Re: Deutscher Spätburgunder und Terroir

BeitragDo 4. Aug 2011, 23:56

Hallo zusammen,

vielen Dank für die vielen Diskussionsbeiträge. Ich mag ja den Begriff "Terroir" ;), aber das ist Geschmackssache. "Spätburgunder und Herkunft" hätte es als Threadtitel natürlich auch getan, ich wollte mich aber etwas von einer nüchternen Betrachtungsweise lösen. Ich glaube auch, dass der Threadtitel schon richtig verstanden wurde. Das zeigen die in der Sache fundierten Beiträge.

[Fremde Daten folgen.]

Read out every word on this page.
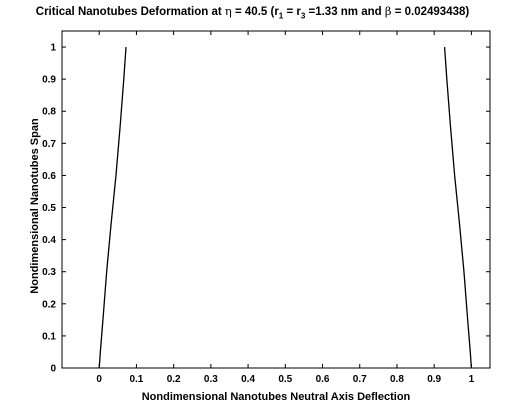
Critical Nanotubes Deformation at η = 40.5 ($r_1 = r_3 =1.33$ nm and β = 0.02493438)
0	0.1 0.2 0.3 0.4 0.5 0.6 0.7 0.8 0.9	1
0
0.1
0.2
0.3
0.4
0.5
0.6
0.7
0.8
0.9
1
Nondimensional Nanotubes Span
Nondimensional Nanotubes Neutral Axis Deflection
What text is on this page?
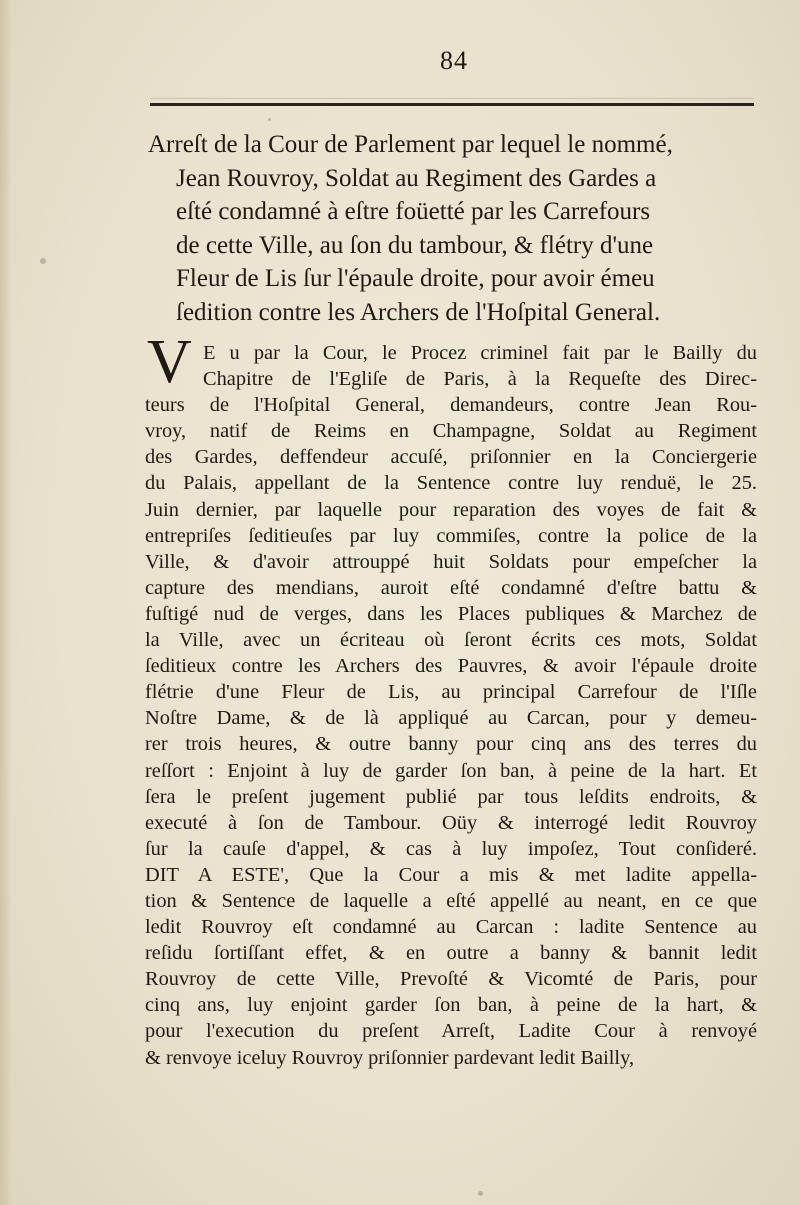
84
Arreſt de la Cour de Parlement par lequel le nommé,
Jean Rouvroy, Soldat au Regiment des Gardes a
eſté condamné à eſtre foüetté par les Carrefours
de cette Ville, au ſon du tambour, & flétry d'une
Fleur de Lis ſur l'épaule droite, pour avoir émeu
ſedition contre les Archers de l'Hoſpital General.
V E u par la Cour, le Procez criminel fait par le Bailly du
Chapitre de l'Egliſe de Paris, à la Requeſte des Direc-
teurs de l'Hoſpital General, demandeurs, contre Jean Rou-
vroy, natif de Reims en Champagne, Soldat au Regiment
des Gardes, deffendeur accuſé, priſonnier en la Conciergerie
du Palais, appellant de la Sentence contre luy renduë, le 25.
Juin dernier, par laquelle pour reparation des voyes de fait &
entrepriſes ſeditieuſes par luy commiſes, contre la police de la
Ville, & d'avoir attrouppé huit Soldats pour empeſcher la
capture des mendians, auroit eſté condamné d'eſtre battu &
fuſtigé nud de verges, dans les Places publiques & Marchez de
la Ville, avec un écriteau où ſeront écrits ces mots, Soldat
ſeditieux contre les Archers des Pauvres, & avoir l'épaule droite
flétrie d'une Fleur de Lis, au principal Carrefour de l'Iſle
Noſtre Dame, & de là appliqué au Carcan, pour y demeu-
rer trois heures, & outre banny pour cinq ans des terres du
reſſort : Enjoint à luy de garder ſon ban, à peine de la hart. Et
ſera le preſent jugement publié par tous leſdits endroits, &
executé à ſon de Tambour. Oüy & interrogé ledit Rouvroy
ſur la cauſe d'appel, & cas à luy impoſez, Tout conſideré.
DIT A ESTE', Que la Cour a mis & met ladite appella-
tion & Sentence de laquelle a eſté appellé au neant, en ce que
ledit Rouvroy eſt condamné au Carcan : ladite Sentence au
reſidu ſortiſſant effet, & en outre a banny & bannit ledit
Rouvroy de cette Ville, Prevoſté & Vicomté de Paris, pour
cinq ans, luy enjoint garder ſon ban, à peine de la hart, &
pour l'execution du preſent Arreſt, Ladite Cour à renvoyé
& renvoye iceluy Rouvroy priſonnier pardevant ledit Bailly,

Ich sehe es ähnlich wie die Mehrheitsmeinung hier, dass es bis zu einer die Herkunft betonenden Spätburgunder-Tradition bei uns noch ein paar Entwicklungsschritten bedarf, sofern das Herkunftsprinzip (vergleichbar mit dem Riesling) überhaupt gewollt ist. Nicht zuletzt benennen viele Spätburgunder-Erzeuger ihre Spitzen-Spätburgunder ja nicht mit der Lage oder stellen jedenfalls die Lage nicht in den Vordergrund ("Spätburgunder Reserve" und "Pinot Noir" von Becker, wobei das auch weinrechtliche Gründe haben kann, die Philippi-Spätburgunder, "SJ" von Johner, "SD" von Duijn, "Caroline" von Diel, "Selection A" von Franz Keller, "Pinot Noir Reserve" von Holger Koch, die Pinot Noirs von Seeger, um nur einige zu nennen).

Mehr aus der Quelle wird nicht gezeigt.